To add on a point I brought up earlier. On Vsbw
Settings imposed by Alovenus (the one in Midgard being known as the Goddess scenario) are already accepted as a form of
plot manipulation, and deviating from or ignoring/breaking through that scenario is seen as resistance to plot manipulation or you yourself having plot manipulation. Settings are not ordinary abilities, laws or the likes. But instead they are presented as declared truths imposed unto reality from the Endpoint by God. The Endpoint or otherwise known as the Final Point is more or less a
pre-conceptual/pre-creation blank plane where nothing such as laws, causality, logic, providence or even coherent structure exists or bind anyone by default. As such these things only come into being when a God actively defines and enforces them. Because of this, overcoming or ignoring a setting does not simply mean overpowering an attack or bypassing a rule or a law, but it would essentially mean overriding the layer or for the lack of better words, the reason/logic for which decides what counts as true or valid in the first place. With this in mind and seen in this light, the narration's repeated emphasis on reason, providence, common sense, logic, theorems and laws becoming powerless, points to them not being simple rhetorical decorations. As it reflects the fact that the coherence constraints of the scenario itself are being replaced or rendered irrelevant, instead of characters merely misunderstanding events or reasoning incorrectly (but in reality it is pretty much both cases simultaneously due to how the world works).

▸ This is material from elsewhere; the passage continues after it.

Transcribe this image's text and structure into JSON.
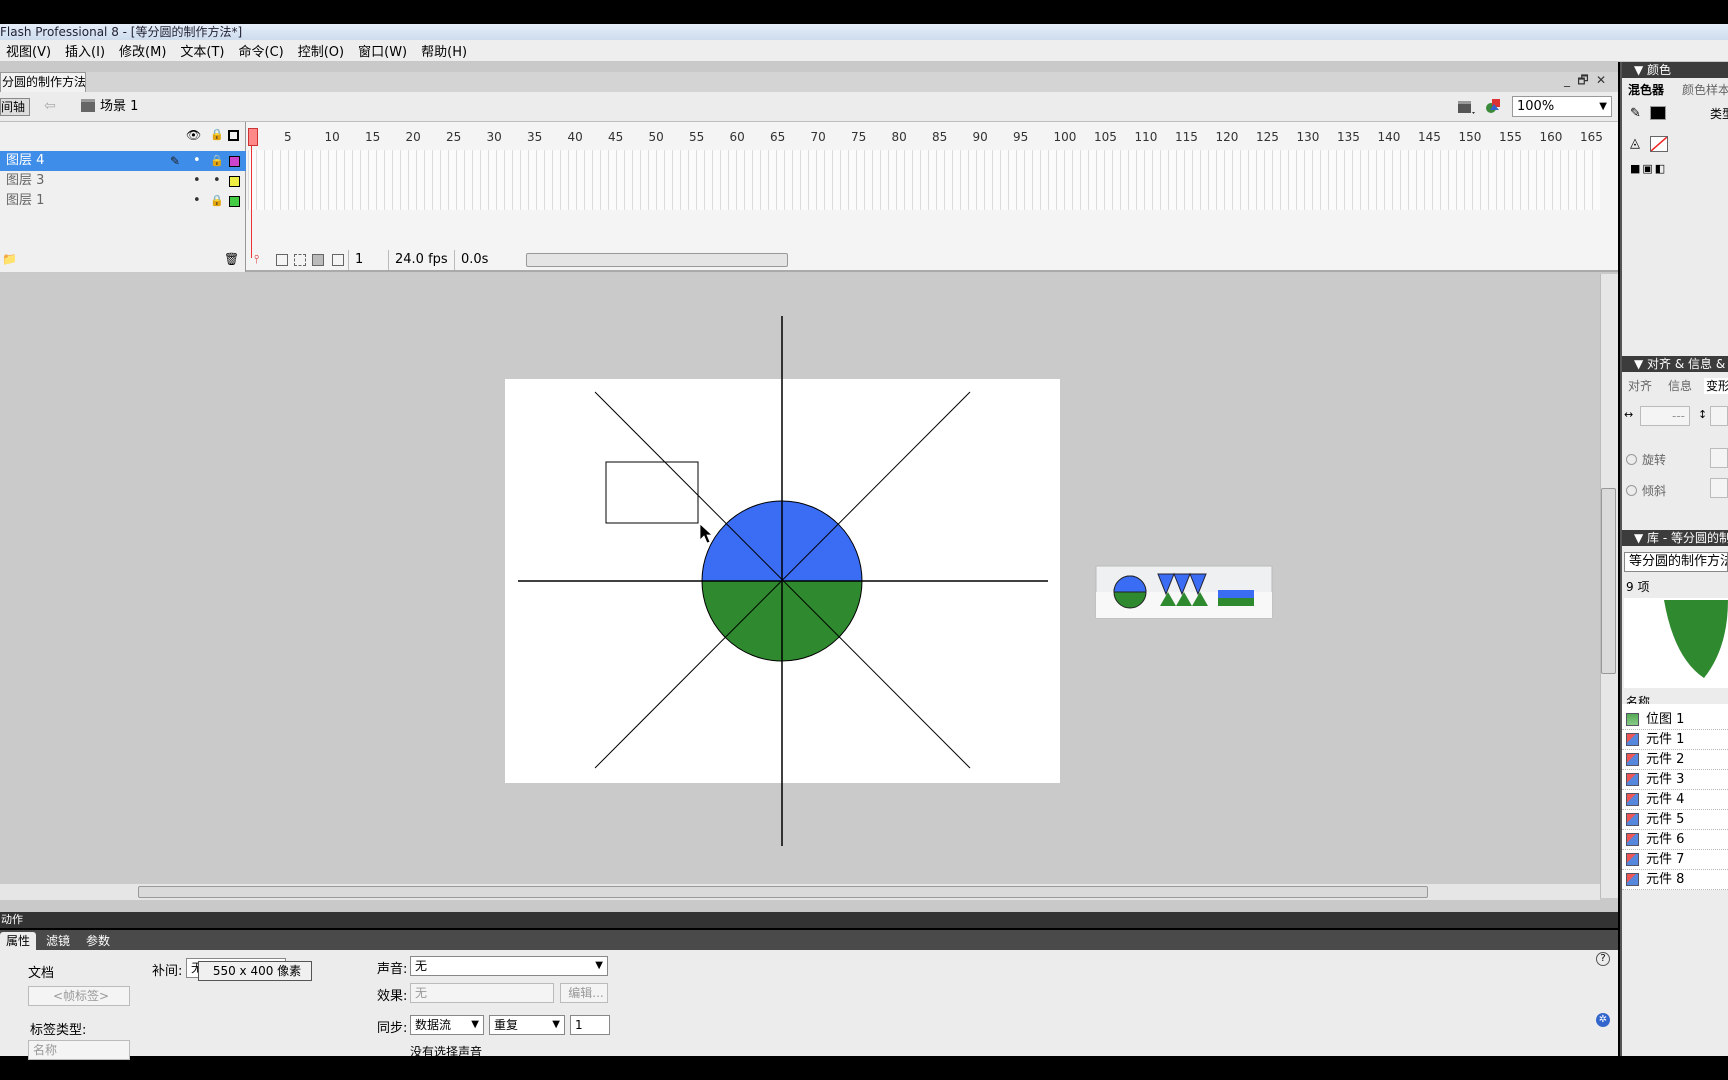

Overall Conclusion and Summary:
So to sum it all up. Alovenus's progression is going from existing while ignoring restraints/laws in a constrained reality to being truly unconstrained and creating such realities and foundations. As a "mortal" anomaly, she could reshape outcomes, but the world’s foundation would always be itself and absolute. As a god who now occupy the Final Point, instead of violating and existing outside such laws, she would now be the one who controls and imposes such foundations and constraints. Thulhu, Ruphas, Orm and Benetnash among others each reflect different expressions of this same principle: beings for whom the world's rules are absolute but no longer applicable to them (since they do have plot manipulation and resistance to it as well). The contradictions and absurdities that follow are the natural results of a setting where coherence, logic, reason, limit, providence, concepts and laws were never obligatory or binding, but optional constructs enforced only by those with the authority to insist on them.
So if Alovenus was to say:
"The lamp is on. (A)
The lamp is not on. (¬A)
The lamp is neither on nor not on. (¬A ∧ ¬¬A, or, ¬(A ∨ ¬A))
Conclusion: Therefore, the lamp is on and not on, and neither on nor not on."
That would work in her setting because she would make it the truth and define it as what is considered valid, allowing such a paradox to act as if it weren’t one at all. She doesn’t need to explain or justify it, it simply is, due to her authority over these things. This is essentially what the story has been hammering on about.
I could have sworn I saw you say something like:
"As a result, Metaphysical Aspects equal or superior to logic can be considered as High Outerverse level+ aspects of reality as well, provided that their nature does not imply a restriction on the nature of logic, contradicting the above reasoning" wherein it is possible for metaphysical aspects to be equal to or superior to logic, potentially serving as its source, or where logic itself can be instilled into creation and into what exists. Please correct me on this matter if I'm mistaken.
This was longer than I first anticipated, and do excuse me for my formatting, I'm still getting the hang of it all. But either way, I hope this at least made you understand why certain statements were made at said particular moments, and how it all ties back to Alovenus and the Final Point.